The Chicago blues, to be precise. "My Wife's Home Town," one of a handful of throwaway cuts, pulls so blatantly from Willie Dixon's "I Just Want to Make Love to You," that the bass-playing Chess Records house songwriter is given a co-author credit.
And "Beyond Here Lies Nothin'," Dylan's leadoff track, is a kind of blues samba that specifically conjures up the spooky echo that distinguished the great work done by Windy City bluesmen Otis Rush and Magic Sam for Cobra Records in the mid-'50s. (Like much of the album, the song features Tom Petty guitarist Mike Campbell and Los Lobos' David Hidalgo on accordion.)
Dylan, of course, is a born borrower, a genius of creative thievery, as well as just a plain old genius. Back in the day, he took what he needed from Woody Guthrie, and on Modern Times, he seemed to have lifted from the Confederate poet Henry Timrod and the Roman poet Ovid.
The cover of Together Through Life sports a 1959 Bruce Davidson photo of a couple making out in the back of a car that was previously used on the late Larry Brown's story collection Big Bad Love.
And the album's title, it has been widely speculated, pulls from Walt Whitman's Leaves of Grass poem "When I Peruse the Conquer'd Fame," which does, indeed, include the words "together through life." More to the point, it speaks of "the brotherhood of lovers" who remain unfaltering in their affection and faithfulness "through youth and through middle and old age," and whose enduring bond fills Whitman with "the bitterest envy."
Now, that's a point of view that I'd call Dylanesque. For, while Together Through Life has more than its share of tender moments, and Dylan remains, at heart, a romantic (both upper- and lower-case), his third self-produced studio album also delivers the nasty sting of love gone bad and hope denied.
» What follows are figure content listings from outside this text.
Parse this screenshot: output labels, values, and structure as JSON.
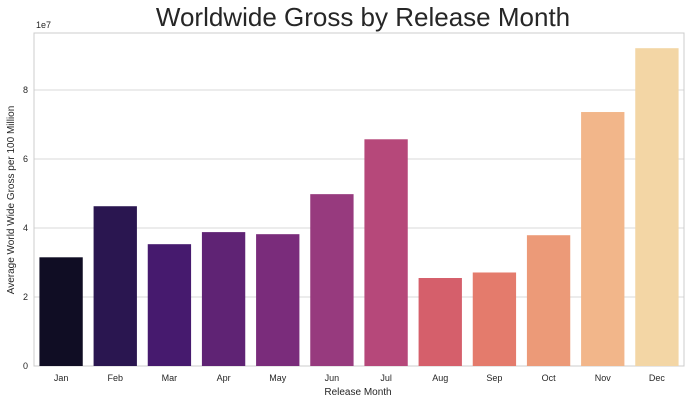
{
  "chart_data": {
    "type": "bar",
    "title": "Worldwide Gross by Release Month",
    "xlabel": "Release Month",
    "ylabel": "Average World Wide Gross per 100 Million",
    "y_scale_label": "1e7",
    "categories": [
      "Jan",
      "Feb",
      "Mar",
      "Apr",
      "May",
      "Jun",
      "Jul",
      "Aug",
      "Sep",
      "Oct",
      "Nov",
      "Dec"
    ],
    "values": [
      31500000,
      46300000,
      35300000,
      38800000,
      38200000,
      49800000,
      65700000,
      25500000,
      27100000,
      37900000,
      73600000,
      92100000
    ],
    "colors": [
      "#100d24",
      "#2a1650",
      "#461a6e",
      "#5f2374",
      "#7a2c7b",
      "#973a7e",
      "#b6487a",
      "#d55f6b",
      "#e47b6c",
      "#ec9a78",
      "#f2b68a",
      "#f3d6a5"
    ],
    "ylim": [
      0,
      96500000
    ],
    "yticks": [
      0,
      20000000,
      40000000,
      60000000,
      80000000
    ],
    "ytick_labels": [
      "0",
      "2",
      "4",
      "6",
      "8"
    ],
    "grid": "horizontal"
  }
}
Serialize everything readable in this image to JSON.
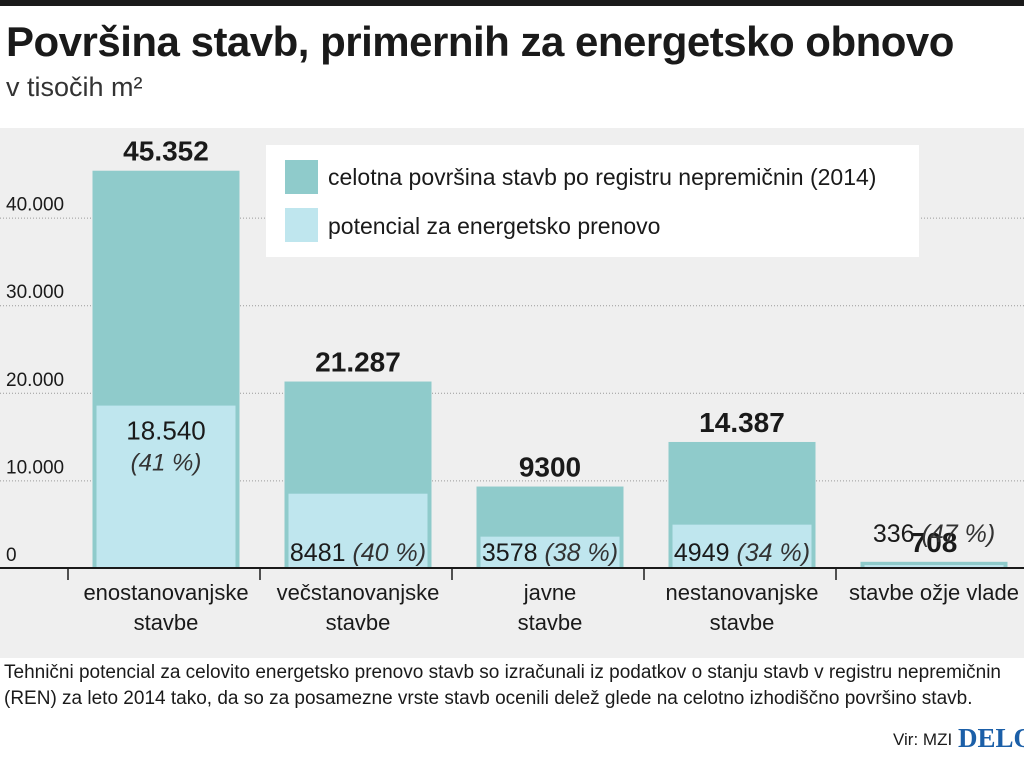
{
  "header": {
    "title": "Površina stavb, primernih za energetsko obnovo",
    "subtitle": "v tisočih m²"
  },
  "colors": {
    "total": "#8fcbcb",
    "potential": "#bfe6ee",
    "background": "#efefef",
    "brand": "#1b5fa8"
  },
  "chart_data": {
    "type": "bar",
    "ylim": [
      0,
      50000
    ],
    "yticks": [
      0,
      10000,
      20000,
      30000,
      40000
    ],
    "ytick_labels": [
      "0",
      "10.000",
      "20.000",
      "30.000",
      "40.000"
    ],
    "grid": true,
    "legend_position": "top-right",
    "categories": [
      [
        "enostanovanjske",
        "stavbe"
      ],
      [
        "večstanovanjske",
        "stavbe"
      ],
      [
        "javne",
        "stavbe"
      ],
      [
        "nestanovanjske",
        "stavbe"
      ],
      [
        "stavbe ožje vlade"
      ]
    ],
    "series": [
      {
        "name": "celotna površina stavb po registru nepremičnin (2014)",
        "values": [
          45352,
          21287,
          9300,
          14387,
          708
        ],
        "labels": [
          "45.352",
          "21.287",
          "9300",
          "14.387",
          "708"
        ]
      },
      {
        "name": "potencial za energetsko prenovo",
        "values": [
          18540,
          8481,
          3578,
          4949,
          336
        ],
        "labels": [
          "18.540",
          "8481",
          "3578",
          "4949",
          "336"
        ],
        "shares": [
          "(41 %)",
          "(40 %)",
          "(38 %)",
          "(34 %)",
          "(47 %)"
        ]
      }
    ]
  },
  "footer": {
    "note": "Tehnični potencial za celovito energetsko prenovo stavb so izračunali iz podatkov o stanju stavb v registru nepremičnin (REN) za leto 2014 tako, da so za posamezne vrste stavb ocenili delež glede na celotno izhodiščno površino stavb.",
    "source": "Vir: MZI",
    "brand": "DELO"
  }
}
Sometimes, his songs are bold enough to link his internal artistic life with the nation's tragic history. "I'm listening to Billy Joe Shaver, and I'm reading James Joyce," he reveals on the easy-rolling "I Feel a Change Comin' On," which is essentially his Facebook profile in song. "Some people they tell me I've got the blood of the land in my voice."
Other times, his miseries are more private. "Put my tears in a bottle, screw the top on tight," he groans in a voice that grows ever more gravelly, but no less expressive as Hidalgo's squeezebox wheezes in the border-crossing norteño "If You Ever Go to Houston." And in the grimy mood piece "Forgetful Heart," he's at his most powerfully grim, in a song that questions the singer's own ability to love: "The door has closed forevermore, if indeed there ever was a door."
All this might make Together Through Life, which features several songs cowritten with Grateful Dead lyricist Robert Hunter, sound like an unrelentingly bleak endeavor.
But that is by no means the case with the album, which, like his previous two discs, was produced by Dylan under the pseudonym Jack Frost. Dylan's '50s-era version of the 12-bar blues harks back to a time when the bruising, electrified sound was jukebox-targeted dance music of the slow and speeded-up varieties. Upbeat numbers like "Shake Shake Mama" and "It's All Good" sound delighted to be hurtling into the darkness.
Some of the slower songs drag, particularly the six-minute "This Dream of You." That can't be said, however, of the decorous parlor ballad "Life Is Hard," which was written for French La Vie en Rose director Olivier Dahan's forthcoming movie My Own Love Song, and whose composition led to the songwriting that resulted in Together Through Life.
Speaking of "Life Is Hard," Dylan recently told interviewer Bill Flanagan that, "today, the mad rush of the world would trample all over delicate music like that. . . . That type of music existed in a more timeless state of life."
Increasingly, the now-68-year-old Dylan makes music that outwardly has less and less to do with "modern times." Together Through Life continues that trend, and though it's not the strongest of his 21st-century work, it still demonstrates Dylan's ability to make music that connects with a resonating past, while speaking to the here and now.